MİRASBIRAKANIN TAPULAMA TEKNİSYENİ HUZURUNDA VERDİĞİ VE İMZASI TAHTINDA TAŞINMAZLARIN DAVALI ADINA TESPİTİNE MUVAFAKATİNİ İÇEREN TEK TARAFLI BEYANI- MURİS MUVAZAASI

T.C
YARGITAY
1. Hukuk Dairesi

2020/1374 E. , 2020/5334 K.

“İçtihat Metni”
MAHKEMESİ :ASLİYE HUKUK MAHKEMESİ
DAVA TÜRÜ : TAZMİNAT

Taraflar arasında görülen davada;

Davacılar, mirasbırakan anneleri ….’ın 495 parsel sayılı taşınmazdaki 1/2 payını kadastro öncesi davalı oğluna muvazaalı temlik ettiğini, bu taşınmazın ifrazı sonucu oluşan 1639 parselin tamamının davalı adına tescil edildiğini, başka taşınmazlarla ilgili açılan davalar nedeniyle bu taşınmazın davalı tarafından üçüncü kişiye devredildiğini ileri sürerek, satıştan elde edilen gelirin miras paylarına düşen bölümünün tazminine karar verilmesini istemişlerdir.

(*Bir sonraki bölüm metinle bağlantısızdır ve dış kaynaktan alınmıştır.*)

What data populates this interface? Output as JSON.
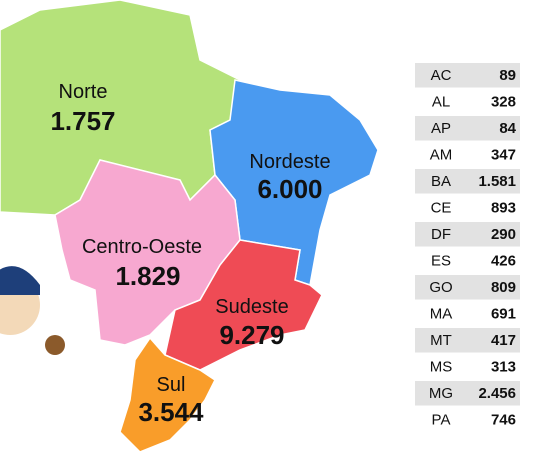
{
  "regions": [
    {
      "name": "Norte",
      "value": "1.757"
    },
    {
      "name": "Nordeste",
      "value": "6.000"
    },
    {
      "name": "Centro-Oeste",
      "value": "1.829"
    },
    {
      "name": "Sudeste",
      "value": "9.279"
    },
    {
      "name": "Sul",
      "value": "3.544"
    }
  ],
  "table": {
    "rows": [
      [
        "AC",
        "89"
      ],
      [
        "AL",
        "328"
      ],
      [
        "AP",
        "84"
      ],
      [
        "AM",
        "347"
      ],
      [
        "BA",
        "1.581"
      ],
      [
        "CE",
        "893"
      ],
      [
        "DF",
        "290"
      ],
      [
        "ES",
        "426"
      ],
      [
        "GO",
        "809"
      ],
      [
        "MA",
        "691"
      ],
      [
        "MT",
        "417"
      ],
      [
        "MS",
        "313"
      ],
      [
        "MG",
        "2.456"
      ],
      [
        "PA",
        "746"
      ]
    ]
  }
}
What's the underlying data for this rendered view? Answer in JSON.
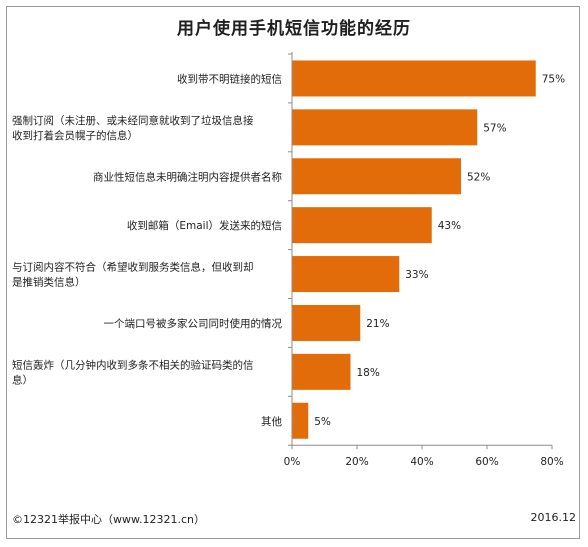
{
  "title": "用户使用手机短信功能的经历",
  "footer": {
    "source": "©12321举报中心（www.12321.cn）",
    "date": "2016.12"
  },
  "colors": {
    "bar": "#e36c0a",
    "axis": "#8c8c8c"
  },
  "chart_data": {
    "type": "bar",
    "orientation": "horizontal",
    "title": "用户使用手机短信功能的经历",
    "categories": [
      [
        "收到带不明链接的短信"
      ],
      [
        "强制订阅（未注册、或未经同意就收到了垃圾信息接",
        "收到打着会员幌子的信息）"
      ],
      [
        "商业性短信息未明确注明内容提供者名称"
      ],
      [
        "收到邮箱（Email）发送来的短信"
      ],
      [
        "与订阅内容不符合（希望收到服务类信息，但收到却",
        "是推销类信息）"
      ],
      [
        "一个端口号被多家公司同时使用的情况"
      ],
      [
        "短信轰炸（几分钟内收到多条不相关的验证码类的信",
        "息）"
      ],
      [
        "其他"
      ]
    ],
    "values": [
      75,
      57,
      52,
      43,
      33,
      21,
      18,
      5
    ],
    "value_labels": [
      "75%",
      "57%",
      "52%",
      "43%",
      "33%",
      "21%",
      "18%",
      "5%"
    ],
    "xlim": [
      0,
      80
    ],
    "x_ticks": [
      0,
      20,
      40,
      60,
      80
    ],
    "x_tick_labels": [
      "0%",
      "20%",
      "40%",
      "60%",
      "80%"
    ],
    "grid": false,
    "legend": "none"
  }
}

Davalı, davanın reddini savunmuştur.

Kadastro Kanunu’nun 12/3.maddesi gereğince hak düşürücü süre yönünden davanın reddine ilişkin olarak verilen karar Dairece “…Somut olaya gelince, davacılar, dava dışı kişiye satılan 1639 parsel sayılı taşınmazın geldisinin miras bırakanları…’ye ait iken mirasçıdan mal kaçırmak amacı ile davalı oğluna muvazaalı olarak temlik edildiğinden bahisle tazminat isteğinde bulundukları, tazminata konu taşınmazın geldisinin kadastro tespitinin 30.11.1982 tarihinde kesinleştiği, mirasbırakanın ise 29.11.1998 tarihinde öldüğü görülmüştür. Bu durumda miras bırakanın kadastro tespitinden sonra öldüğü, davacıların dava açma haklarının da kadastro tespitinden sonra doğduğu gözetilerek davacıların kadastro öncesi bir nedene dayanmadıkları bu sebeple de olayda Kadastro Kanunun 12/3 maddesinin uygulama yerinin olmadığı anlaşılmaktadır. Hal böyle olunca, işin esasına girilerek inceleme ve araştırma yapılması, sonucuna göre karar verilmesi gerekirken, yanılgılı değerlendirme ve olayda uygulama yeri olmayan gerekçelerle yazılı olduğu üzere hüküm kurulmuş olması doğru değildir…” gerekçesiyle bozulmuş, bozmaya uyularak yapılan yargılama neticesinde davanın kısmen kabulüne karar verilmiş, Dairece “…Hal böyle olunca, dava konusu taşınmazların davalı adına tapu kayıtlarının oluşmasının dayanağının mirasbırakanın tapulama sırasında tapulama teknisyeni huzurunda verdiği ve imzası tahtında bu yerlerin davalı adına tespitine muvafakatini içeren tek taraflı beyanı olup, taşınmazların davalıya devrini sağlayan bir sözleşme ilişkisi bulunmadığından muris muvazaasına ilişkin 01.04.1974 tarih 1/2 sayılı İçtihadı Birleştirme Kararının eldeki davada uygulanamayacağı gözetilerek davanın reddine karar verilmesi gerekirken yazılı olduğu üzere karar verilmesi isabetsizdir…” gerekçesiyle bozulmuş, bozmaya uyularak yapılan yargılama neticesinde, mahkemece davanın reddine karar verilmiştir.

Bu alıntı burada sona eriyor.